El Gran Juego. Textos y declaraciones de la revista Le Grand Jeu (1928-1932) (Pepitas de calabaza) Traducción de Julio Monteverde | por Juan Jiménez García
Hubo un tiempo para las revoluciones. No para lanzarse a las calles, sino para lanzarse a las ideas, para recuperar un espacio mental, encontrar un tono, un espíritu, o, simplemente, la revelación. Nada que ver con ideas religiosas ni, tampoco (en un principio), políticas. Entre una guerra y otra, los hombres pensaron. Entre baile y baile, entre el temblor de unas batallas y otras, había una necesidad de ser. Y de contar. También de reunirse, de encontrarse. Y eso podía ocurrir en Suiza, en el Cabaret Voltaire y alrededor del dadaísmo, como podía ser en el París de los surrealistas.

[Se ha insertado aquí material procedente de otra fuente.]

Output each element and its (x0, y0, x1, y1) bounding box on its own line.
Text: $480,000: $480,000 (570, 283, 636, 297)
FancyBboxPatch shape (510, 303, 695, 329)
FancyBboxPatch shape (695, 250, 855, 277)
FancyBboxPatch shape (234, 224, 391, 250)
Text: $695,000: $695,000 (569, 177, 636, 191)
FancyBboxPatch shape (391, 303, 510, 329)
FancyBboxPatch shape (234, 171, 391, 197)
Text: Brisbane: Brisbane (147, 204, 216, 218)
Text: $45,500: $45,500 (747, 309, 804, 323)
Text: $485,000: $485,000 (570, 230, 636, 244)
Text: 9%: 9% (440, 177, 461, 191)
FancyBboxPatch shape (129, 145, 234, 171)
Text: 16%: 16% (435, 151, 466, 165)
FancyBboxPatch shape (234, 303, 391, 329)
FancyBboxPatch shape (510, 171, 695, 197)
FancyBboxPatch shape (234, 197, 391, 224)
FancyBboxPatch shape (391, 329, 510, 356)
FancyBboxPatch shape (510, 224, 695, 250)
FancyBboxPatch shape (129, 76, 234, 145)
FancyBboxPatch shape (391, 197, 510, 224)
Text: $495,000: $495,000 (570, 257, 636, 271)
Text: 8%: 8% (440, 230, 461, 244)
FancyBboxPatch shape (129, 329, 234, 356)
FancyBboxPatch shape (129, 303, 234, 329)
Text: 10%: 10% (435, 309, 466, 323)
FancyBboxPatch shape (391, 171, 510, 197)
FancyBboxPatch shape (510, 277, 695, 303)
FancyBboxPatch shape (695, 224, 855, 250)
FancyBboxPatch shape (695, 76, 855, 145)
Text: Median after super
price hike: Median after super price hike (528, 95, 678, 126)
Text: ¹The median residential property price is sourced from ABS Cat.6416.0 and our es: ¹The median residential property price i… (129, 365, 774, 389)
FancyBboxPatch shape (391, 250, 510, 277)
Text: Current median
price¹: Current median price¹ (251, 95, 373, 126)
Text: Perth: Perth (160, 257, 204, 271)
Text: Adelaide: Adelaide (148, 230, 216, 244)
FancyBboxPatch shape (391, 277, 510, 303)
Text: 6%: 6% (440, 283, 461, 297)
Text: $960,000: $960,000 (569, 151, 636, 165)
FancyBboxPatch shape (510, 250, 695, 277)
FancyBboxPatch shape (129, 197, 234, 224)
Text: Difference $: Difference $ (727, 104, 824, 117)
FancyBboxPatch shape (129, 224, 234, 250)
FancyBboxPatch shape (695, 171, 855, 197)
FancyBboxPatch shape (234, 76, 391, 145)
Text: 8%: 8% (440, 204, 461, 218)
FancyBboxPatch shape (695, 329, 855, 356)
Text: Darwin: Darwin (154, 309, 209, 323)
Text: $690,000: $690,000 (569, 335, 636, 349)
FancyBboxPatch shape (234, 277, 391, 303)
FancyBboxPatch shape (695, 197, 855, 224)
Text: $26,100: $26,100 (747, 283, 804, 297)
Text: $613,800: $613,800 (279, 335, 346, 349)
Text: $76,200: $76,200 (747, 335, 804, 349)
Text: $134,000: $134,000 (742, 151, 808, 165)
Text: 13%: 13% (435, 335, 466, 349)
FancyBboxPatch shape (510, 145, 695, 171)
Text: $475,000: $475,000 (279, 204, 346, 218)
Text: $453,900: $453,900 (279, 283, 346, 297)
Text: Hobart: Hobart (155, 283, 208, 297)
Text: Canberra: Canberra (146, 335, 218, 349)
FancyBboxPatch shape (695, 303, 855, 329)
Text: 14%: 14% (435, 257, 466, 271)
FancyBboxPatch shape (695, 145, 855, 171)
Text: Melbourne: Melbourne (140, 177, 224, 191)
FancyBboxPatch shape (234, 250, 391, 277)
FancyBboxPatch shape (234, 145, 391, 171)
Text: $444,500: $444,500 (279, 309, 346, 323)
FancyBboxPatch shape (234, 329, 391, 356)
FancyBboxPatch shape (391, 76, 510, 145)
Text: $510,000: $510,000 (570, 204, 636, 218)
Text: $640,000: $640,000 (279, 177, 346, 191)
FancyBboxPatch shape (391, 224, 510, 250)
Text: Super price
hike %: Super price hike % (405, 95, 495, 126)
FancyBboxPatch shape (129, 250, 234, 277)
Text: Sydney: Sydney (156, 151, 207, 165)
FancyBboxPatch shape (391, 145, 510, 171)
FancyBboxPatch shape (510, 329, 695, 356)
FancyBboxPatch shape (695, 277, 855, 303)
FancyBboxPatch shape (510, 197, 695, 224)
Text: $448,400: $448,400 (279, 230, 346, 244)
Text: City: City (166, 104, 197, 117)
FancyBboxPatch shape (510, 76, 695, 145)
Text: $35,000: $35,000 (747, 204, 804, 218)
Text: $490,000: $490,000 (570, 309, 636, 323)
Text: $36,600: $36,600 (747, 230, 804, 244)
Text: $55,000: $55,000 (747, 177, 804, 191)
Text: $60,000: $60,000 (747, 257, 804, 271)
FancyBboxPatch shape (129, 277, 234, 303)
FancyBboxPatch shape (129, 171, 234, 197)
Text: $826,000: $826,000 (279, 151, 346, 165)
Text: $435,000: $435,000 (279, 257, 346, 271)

O en Reims, una ciudad que no nos dice nada especialmente, más que la guerra pasó por allí. Como por tantos sitios. En 1922, cuatro estudiantes, Roger Gilbert-Lecomte, René Daumal , Roger Vailland y Robert Meyrat forman el grupo de los simplistas. Tienen quince, dieciséis años, y eso ya da una idea de la época y de su voracidad. Eran poetas como ya no se ha vuelto a ser poetas (las revoluciones de otro tiempo las hacían los poetas), y creían en viejas cosas, como la ebriedad de las drogas o los arrebatos místicos, y en otras nuevas, como los sueños. París estaba tan lejos para ellos que ni tan siquiera sabían de la existencia del surrealismo. Lo supieron tres años después y pensaron que no estaban solos. No en todo, no siempre.

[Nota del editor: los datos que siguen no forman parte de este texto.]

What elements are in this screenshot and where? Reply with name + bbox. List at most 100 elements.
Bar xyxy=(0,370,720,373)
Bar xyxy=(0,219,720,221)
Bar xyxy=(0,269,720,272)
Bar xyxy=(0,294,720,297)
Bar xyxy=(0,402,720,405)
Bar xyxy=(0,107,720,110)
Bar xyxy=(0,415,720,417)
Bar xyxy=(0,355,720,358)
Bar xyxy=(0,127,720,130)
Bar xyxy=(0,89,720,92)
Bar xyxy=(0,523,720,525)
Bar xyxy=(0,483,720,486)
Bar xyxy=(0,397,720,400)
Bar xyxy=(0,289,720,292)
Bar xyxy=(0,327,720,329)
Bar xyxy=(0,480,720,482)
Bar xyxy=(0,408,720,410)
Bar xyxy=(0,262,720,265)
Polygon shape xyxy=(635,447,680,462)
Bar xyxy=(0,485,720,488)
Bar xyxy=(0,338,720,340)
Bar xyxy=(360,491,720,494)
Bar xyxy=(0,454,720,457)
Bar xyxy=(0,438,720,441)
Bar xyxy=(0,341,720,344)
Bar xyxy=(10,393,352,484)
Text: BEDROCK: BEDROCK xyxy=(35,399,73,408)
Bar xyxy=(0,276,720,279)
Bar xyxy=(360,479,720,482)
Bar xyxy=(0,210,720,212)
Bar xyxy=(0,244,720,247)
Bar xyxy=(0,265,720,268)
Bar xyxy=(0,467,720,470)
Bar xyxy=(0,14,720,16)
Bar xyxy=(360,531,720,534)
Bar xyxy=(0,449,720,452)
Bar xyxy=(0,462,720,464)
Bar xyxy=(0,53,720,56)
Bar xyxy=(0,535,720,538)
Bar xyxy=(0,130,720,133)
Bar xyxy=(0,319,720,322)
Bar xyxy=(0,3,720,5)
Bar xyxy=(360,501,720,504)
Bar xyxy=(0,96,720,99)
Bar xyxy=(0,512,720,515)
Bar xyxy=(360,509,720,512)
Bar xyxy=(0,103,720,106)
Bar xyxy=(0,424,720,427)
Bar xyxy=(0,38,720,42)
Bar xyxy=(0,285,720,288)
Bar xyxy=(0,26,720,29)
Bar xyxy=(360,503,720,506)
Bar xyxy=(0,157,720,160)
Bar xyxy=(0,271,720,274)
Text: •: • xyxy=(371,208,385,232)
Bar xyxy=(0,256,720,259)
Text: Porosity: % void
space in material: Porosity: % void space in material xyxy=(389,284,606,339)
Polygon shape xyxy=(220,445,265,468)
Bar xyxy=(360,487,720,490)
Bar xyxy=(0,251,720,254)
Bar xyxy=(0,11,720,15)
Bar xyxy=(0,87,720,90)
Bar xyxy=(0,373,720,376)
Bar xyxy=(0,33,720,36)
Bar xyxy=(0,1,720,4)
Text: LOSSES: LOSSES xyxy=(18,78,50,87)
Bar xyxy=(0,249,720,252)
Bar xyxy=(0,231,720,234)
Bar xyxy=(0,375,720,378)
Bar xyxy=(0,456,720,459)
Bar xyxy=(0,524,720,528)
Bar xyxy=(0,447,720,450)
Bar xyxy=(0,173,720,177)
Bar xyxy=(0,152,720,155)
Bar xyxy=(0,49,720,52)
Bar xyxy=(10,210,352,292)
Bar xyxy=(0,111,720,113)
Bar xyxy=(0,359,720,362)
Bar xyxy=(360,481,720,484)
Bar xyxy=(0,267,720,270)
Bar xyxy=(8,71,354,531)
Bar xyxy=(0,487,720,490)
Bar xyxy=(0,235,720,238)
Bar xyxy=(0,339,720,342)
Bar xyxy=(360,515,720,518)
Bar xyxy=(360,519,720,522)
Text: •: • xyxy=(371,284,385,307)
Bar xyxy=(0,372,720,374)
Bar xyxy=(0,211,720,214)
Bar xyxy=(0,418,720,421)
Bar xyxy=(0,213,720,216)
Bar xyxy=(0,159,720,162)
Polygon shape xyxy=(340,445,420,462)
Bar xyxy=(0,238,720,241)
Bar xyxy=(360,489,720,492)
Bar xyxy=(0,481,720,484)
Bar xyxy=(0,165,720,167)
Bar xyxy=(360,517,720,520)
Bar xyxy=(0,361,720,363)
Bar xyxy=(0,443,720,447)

Pese a todo, no se trata de un grupo literario, sino de personas embarcadas en una misma búsqueda, hasta el punto de considerarse uno solo, lejos de las individualidades y personalismos de los otros. De ahí que escojan ese “hermandad” que precede al “simplista”. Aunque habían decidido suicidarse a los dieciocho años, nada sucede. Pasado ese momento, sus ideas de siguen desarrollando y los caminos se multiplican. Roger Gilbert-Lecomte es el más maldito de ellos, el más entregado a la autodestrucción por las drogas o el que más lejos quiere llevar esa búsqueda que solo pasa por alcanzar los extremos y los lugares donde nadie ha estado. Su texto Señor Morfeo, envenenador público, es su testimonio y testamento. Pero también es el más brillante, aquel que arrastra a los otros, y la Declaración preliminar de El Gran Juego es suya.
El Gran Juego aparece en 1928. Muchos de ellos ya han partido hacia París y allí se han encontrado con Andrè Breton y su banda, que no duda en cortejarles (y luego en recurrir a los golpes bajos). La revista reúne buena parte de las inquietudes y el pensamiento del grupo, que se ha ido construyendo en esos años, que también son los de su madurez como personas. No tardan en aparecer nombres como el de Arthur Rimbaud y tres números después todo está acabado (aunque se ha llegado a reconstruir el cuarto número, que nunca se llegó a publicar). Tan solo el título de los textos ya es capaz de dibujar el mapa de sus inquietudes: Discurso del rebelde, El poder de la renuncia, Libertad sin esperanza, La experiencia inenarrable,… Junto a Gilbert-Lecomte destaca René Daumal, como él aficionado a las experiencias más extremas. Los dos morirán a la misma edad: treinta y seis años.
Pepitas de calabaza reúne precisamente una selección de textos de los cuatro números de la revista más aquel Señor Morfeo, envenenador público, a cargo de Julio Monteverde. Y es precisamente él quién escribe uno de los momentos esenciales de esta edición: el prólogo. Rara vez encontramos un prólogo tan parte de la obra como este mismo, como si Monteverde se uniera a esa hermandad simplista para instalarse en su trayecto, en sus búsquedas, traérnoslas e iluminar cada uno de los instantes de ese trayecto, veloz y suicida, atravesado de ideas, acertadas o no, y de contradicciones, como cualquier pensamiento válido.